In [1]:
sentence_one = "I am a cow"
sentence_two = "Cow is what I am"
sentence_three = "Today is Tuesday"

### Get unique words from all three sentences

In [2]:
tokens = []
for word in sentence_one.lower().split():
    if word not in tokens:
        tokens.append(word)
        
for word in sentence_two.lower().split():
    if word not in tokens:
        tokens.append(word)

for word in sentence_three.lower().split():
    if word not in tokens:
        tokens.append(word)

In [3]:
tokens

['i', 'am', 'a', 'cow', 'is', 'what', 'today', 'tuesday']

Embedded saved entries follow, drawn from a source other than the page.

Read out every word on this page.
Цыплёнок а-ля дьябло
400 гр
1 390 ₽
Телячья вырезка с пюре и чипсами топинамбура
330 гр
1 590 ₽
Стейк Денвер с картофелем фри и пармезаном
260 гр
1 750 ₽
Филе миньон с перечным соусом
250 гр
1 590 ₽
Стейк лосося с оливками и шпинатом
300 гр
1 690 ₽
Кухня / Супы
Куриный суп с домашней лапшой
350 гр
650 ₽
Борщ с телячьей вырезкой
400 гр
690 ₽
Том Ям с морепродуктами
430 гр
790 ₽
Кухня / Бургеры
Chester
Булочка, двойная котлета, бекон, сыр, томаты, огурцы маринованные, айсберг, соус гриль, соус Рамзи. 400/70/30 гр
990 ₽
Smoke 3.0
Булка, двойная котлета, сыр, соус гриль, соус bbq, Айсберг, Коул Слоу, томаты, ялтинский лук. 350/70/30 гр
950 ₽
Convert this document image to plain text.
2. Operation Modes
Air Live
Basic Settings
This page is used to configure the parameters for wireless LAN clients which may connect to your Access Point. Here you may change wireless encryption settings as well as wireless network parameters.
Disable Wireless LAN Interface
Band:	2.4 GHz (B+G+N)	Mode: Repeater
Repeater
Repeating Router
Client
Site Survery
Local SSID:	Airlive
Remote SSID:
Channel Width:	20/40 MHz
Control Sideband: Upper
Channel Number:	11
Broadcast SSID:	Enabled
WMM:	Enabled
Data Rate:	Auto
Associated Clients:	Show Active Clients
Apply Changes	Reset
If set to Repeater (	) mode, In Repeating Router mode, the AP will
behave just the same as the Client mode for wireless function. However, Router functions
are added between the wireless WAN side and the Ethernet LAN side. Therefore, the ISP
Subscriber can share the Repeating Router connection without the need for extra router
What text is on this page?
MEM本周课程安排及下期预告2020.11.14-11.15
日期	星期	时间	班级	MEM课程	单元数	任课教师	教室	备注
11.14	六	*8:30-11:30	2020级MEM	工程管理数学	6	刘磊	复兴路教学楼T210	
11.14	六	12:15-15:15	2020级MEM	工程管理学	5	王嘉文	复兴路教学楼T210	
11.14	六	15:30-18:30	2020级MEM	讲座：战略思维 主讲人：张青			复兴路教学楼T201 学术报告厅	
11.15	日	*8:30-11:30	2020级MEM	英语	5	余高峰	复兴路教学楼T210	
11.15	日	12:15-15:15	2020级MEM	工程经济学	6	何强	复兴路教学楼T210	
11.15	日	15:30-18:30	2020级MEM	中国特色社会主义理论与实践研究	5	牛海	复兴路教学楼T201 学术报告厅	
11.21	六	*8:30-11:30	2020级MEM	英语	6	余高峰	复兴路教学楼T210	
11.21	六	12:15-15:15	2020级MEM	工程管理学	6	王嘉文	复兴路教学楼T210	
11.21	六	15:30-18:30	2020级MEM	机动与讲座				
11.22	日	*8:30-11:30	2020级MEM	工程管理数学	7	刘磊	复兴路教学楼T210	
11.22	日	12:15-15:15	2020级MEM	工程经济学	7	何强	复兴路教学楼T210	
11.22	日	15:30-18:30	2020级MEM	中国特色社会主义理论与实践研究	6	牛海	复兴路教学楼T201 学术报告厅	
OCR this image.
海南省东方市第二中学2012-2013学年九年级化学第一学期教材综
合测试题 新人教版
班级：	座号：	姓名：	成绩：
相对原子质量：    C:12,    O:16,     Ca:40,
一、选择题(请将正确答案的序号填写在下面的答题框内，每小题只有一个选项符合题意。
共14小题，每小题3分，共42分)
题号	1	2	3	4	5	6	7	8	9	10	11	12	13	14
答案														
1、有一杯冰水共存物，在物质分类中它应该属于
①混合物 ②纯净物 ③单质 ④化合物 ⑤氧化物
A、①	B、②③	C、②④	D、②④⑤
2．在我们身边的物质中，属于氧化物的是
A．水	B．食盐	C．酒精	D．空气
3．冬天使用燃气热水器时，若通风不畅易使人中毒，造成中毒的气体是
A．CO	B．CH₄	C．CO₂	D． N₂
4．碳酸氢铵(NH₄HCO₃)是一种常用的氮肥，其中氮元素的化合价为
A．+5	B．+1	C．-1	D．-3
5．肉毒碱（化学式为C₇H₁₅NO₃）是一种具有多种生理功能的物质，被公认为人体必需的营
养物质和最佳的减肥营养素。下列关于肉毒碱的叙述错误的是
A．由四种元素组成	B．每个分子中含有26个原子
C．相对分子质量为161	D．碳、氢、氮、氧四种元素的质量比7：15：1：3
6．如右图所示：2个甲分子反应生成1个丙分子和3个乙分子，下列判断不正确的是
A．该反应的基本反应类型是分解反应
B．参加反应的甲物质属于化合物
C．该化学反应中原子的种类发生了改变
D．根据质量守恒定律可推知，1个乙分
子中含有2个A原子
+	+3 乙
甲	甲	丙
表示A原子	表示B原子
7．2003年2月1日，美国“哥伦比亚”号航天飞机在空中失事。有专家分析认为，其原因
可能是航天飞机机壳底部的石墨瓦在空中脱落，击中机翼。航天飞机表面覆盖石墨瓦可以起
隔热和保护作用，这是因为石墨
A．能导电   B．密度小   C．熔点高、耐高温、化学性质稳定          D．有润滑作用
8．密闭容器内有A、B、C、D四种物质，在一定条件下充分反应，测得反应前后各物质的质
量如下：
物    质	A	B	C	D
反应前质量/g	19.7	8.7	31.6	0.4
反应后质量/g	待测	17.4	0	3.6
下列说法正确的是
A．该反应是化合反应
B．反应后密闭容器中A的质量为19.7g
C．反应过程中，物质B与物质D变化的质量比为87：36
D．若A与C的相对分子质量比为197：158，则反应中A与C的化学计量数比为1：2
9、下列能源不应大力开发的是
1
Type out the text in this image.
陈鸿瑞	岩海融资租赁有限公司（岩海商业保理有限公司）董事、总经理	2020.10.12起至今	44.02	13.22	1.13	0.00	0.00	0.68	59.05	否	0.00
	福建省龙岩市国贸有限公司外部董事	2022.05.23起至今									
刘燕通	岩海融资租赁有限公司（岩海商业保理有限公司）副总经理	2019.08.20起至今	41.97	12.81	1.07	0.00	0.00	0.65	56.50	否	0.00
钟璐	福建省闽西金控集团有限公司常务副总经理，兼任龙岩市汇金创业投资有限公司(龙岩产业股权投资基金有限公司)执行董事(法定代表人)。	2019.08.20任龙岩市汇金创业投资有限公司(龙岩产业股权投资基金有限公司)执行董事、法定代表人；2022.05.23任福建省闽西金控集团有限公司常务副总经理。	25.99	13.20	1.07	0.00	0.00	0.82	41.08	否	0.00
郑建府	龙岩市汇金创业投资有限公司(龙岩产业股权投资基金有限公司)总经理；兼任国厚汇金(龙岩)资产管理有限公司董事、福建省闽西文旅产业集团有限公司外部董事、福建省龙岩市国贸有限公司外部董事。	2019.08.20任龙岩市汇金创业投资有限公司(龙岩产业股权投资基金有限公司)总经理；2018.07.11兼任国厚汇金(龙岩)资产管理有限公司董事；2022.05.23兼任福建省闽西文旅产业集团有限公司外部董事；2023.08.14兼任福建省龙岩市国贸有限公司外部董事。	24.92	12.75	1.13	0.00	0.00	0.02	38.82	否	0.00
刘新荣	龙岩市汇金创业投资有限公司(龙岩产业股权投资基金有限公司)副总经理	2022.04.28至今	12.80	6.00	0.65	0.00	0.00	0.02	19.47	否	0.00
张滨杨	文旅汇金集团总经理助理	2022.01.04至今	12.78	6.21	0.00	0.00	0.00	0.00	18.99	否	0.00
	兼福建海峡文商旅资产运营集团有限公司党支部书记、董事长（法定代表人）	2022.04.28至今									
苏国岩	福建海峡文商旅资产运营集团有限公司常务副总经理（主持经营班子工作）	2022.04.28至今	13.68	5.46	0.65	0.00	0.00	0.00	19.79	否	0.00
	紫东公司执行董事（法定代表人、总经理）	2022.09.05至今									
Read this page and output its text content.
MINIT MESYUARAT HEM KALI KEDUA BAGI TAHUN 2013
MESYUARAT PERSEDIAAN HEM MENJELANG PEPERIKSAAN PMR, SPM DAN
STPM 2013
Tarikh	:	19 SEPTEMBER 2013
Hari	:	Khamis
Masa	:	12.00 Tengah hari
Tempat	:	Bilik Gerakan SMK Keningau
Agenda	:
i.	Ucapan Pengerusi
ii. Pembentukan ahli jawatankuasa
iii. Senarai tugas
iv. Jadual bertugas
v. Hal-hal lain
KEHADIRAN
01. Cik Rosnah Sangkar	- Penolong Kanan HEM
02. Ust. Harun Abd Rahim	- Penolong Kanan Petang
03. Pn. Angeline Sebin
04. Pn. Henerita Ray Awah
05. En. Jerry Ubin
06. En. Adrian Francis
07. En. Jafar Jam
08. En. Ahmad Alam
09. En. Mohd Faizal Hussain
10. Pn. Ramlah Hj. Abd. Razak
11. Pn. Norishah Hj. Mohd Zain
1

### Generate vector representations for all three sentences

In [4]:
vector_one = []
for token in tokens:
    if token in sentence_one.lower().split():
            vector_one.append(1)
    else:
            vector_one.append(0)

In [5]:
vector_one

[1, 1, 1, 1, 0, 0, 0, 0]

In [6]:
vector_two = []
for token in tokens:
    if token in sentence_two.lower().split():
            vector_two.append(1)
    else:
            vector_two.append(0)

In [7]:
vector_two

[1, 1, 0, 1, 1, 1, 0, 0]

In [8]:
vector_three = []
for token in tokens:
    if token in sentence_three.lower().split():
            vector_three.append(1)
    else:
            vector_three.append(0)

In [9]:
vector_three

[0, 0, 0, 0, 1, 0, 1, 1]

### Generate tabular data for analysis

In [10]:
import pandas as pd

In [11]:
dataFrame = pd.DataFrame(columns=['words','sentence_one', 'sentence_two','sentence_three'])

In [12]:
dataFrame['words'] = tokens
dataFrame['sentence_one'] = vector_one
dataFrame['sentence_two'] = vector_two
dataFrame['sentence_three'] = vector_three

In [13]:
print(sentence_one + '\n' + sentence_two + '\n' + sentence_three)
dataFrame

I am a cow
Cow is what I am
Today is Tuesday


Unnamed: 0,words,sentence_one,sentence_two,sentence_three
0,i,1,1,0
1,am,1,1,0
2,a,1,0,0
3,cow,1,1,0
4,is,0,1,1
5,what,0,1,0
6,today,0,0,1
7,tuesday,0,0,1


### Observations and Analysis

## Which of the sentences contain cow but not tuesday?

In [14]:
cow_vector = [1,1,0]
print(f'Vector for cow : {cow_vector}')

Vector for cow : [1, 1, 0]


In [15]:
tuesday_vector = [0,0,1]
print(f'Vector for tuesday : {tuesday_vector}')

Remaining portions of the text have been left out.